I have an HTML file that I curl and download with Python. However, I don't know how to get the data that I want out of it. I've used BS to get value from XML files but never something like this. Here is the section of the file I'm trying to read and grab:
<script>
var AC = {};
AC.org_json =
{
"id": "manager",
"children": [
{
"id": "employee1",
"children": [],
"data": {
"direct_reports": 0,
"badge_color": "F",
"badge_url": "https://someurl",
"full_name": "Employee1 Name",
"job_title": "Employee Job Title",
"department_name": "IT",
"building": "SITE1",
"phone": null,
"expanded": false
}
},
{
"id": "employee2",
"children": [],
"data": {
"direct_reports": 0,
"badge_color": "F",
"badge_url": "https://someurl",
"full_name": "Employee2 Name",
"job_title": "Employee Job Title",
"department_name": "IT",
"building": "SITE1",
"phone": null,
"expanded": false
}
},
......continues for however many entries there are.
</script>
The goal is to grab the "id" and the "job_title" of each entry. I just need some help getting started in the right direction. Any help is appreciated. Thank you.

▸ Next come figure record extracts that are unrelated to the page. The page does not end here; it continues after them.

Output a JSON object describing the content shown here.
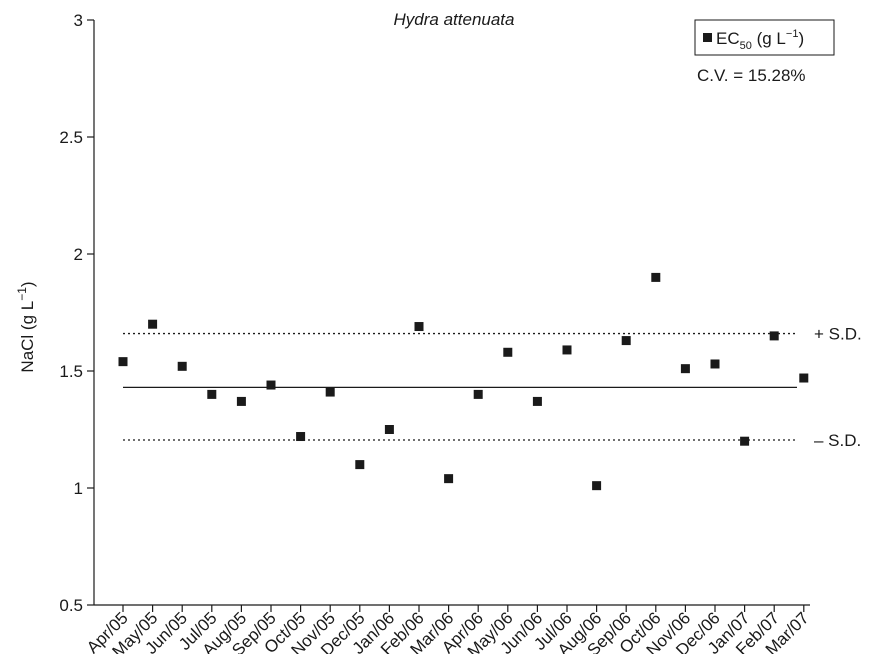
{
  "chart_data": {
    "type": "scatter",
    "title": "Hydra attenuata",
    "ylabel": {
      "base": "NaCl (g L",
      "sup": "−1",
      "close": ")"
    },
    "xlabel": "",
    "ylim": [
      0.5,
      3
    ],
    "y_ticks": [
      "0.5",
      "1",
      "1.5",
      "2",
      "2.5",
      "3"
    ],
    "grid": false,
    "legend_position": "top-right",
    "series": [
      {
        "name": {
          "prefix": "EC",
          "sub": "50",
          "mid": " (g L",
          "sup": "−1",
          "close": ")"
        },
        "marker": "square",
        "color": "#1a1a1a",
        "categories": [
          "Apr/05",
          "May/05",
          "Jun/05",
          "Jul/05",
          "Aug/05",
          "Sep/05",
          "Oct/05",
          "Nov/05",
          "Dec/05",
          "Jan/06",
          "Feb/06",
          "Mar/06",
          "Apr/06",
          "May/06",
          "Jun/06",
          "Jul/06",
          "Aug/06",
          "Sep/06",
          "Oct/06",
          "Nov/06",
          "Dec/06",
          "Jan/07",
          "Feb/07",
          "Mar/07"
        ],
        "values": [
          1.54,
          1.7,
          1.52,
          1.4,
          1.37,
          1.44,
          1.22,
          1.41,
          1.1,
          1.25,
          1.69,
          1.04,
          1.4,
          1.58,
          1.37,
          1.59,
          1.01,
          1.63,
          1.9,
          1.51,
          1.53,
          1.2,
          1.65,
          1.47
        ]
      }
    ],
    "reference_lines": [
      {
        "value": 1.66,
        "style": "dotted",
        "label": "+ S.D."
      },
      {
        "value": 1.43,
        "style": "solid",
        "label": ""
      },
      {
        "value": 1.205,
        "style": "dotted",
        "label": "– S.D."
      }
    ],
    "annotations": [
      "C.V. = 15.28%"
    ]
  }
}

EDIT: I was able to get the data in the tags separate from the HTML file.
from bs4 import BeautifulSoup
#opens data file
get_data = open(html,'r').read()
soup = BeautifulSoup(get_data)
title = soup.find("div", id="content")
json_data = title.find_next("script")
print json_data
and it gives me the exact output above. Next question is though how do I get the values from that data? If I do:
data = json.loads(json_data)
print data
Then i get: ValueError: No JSON object could be decoded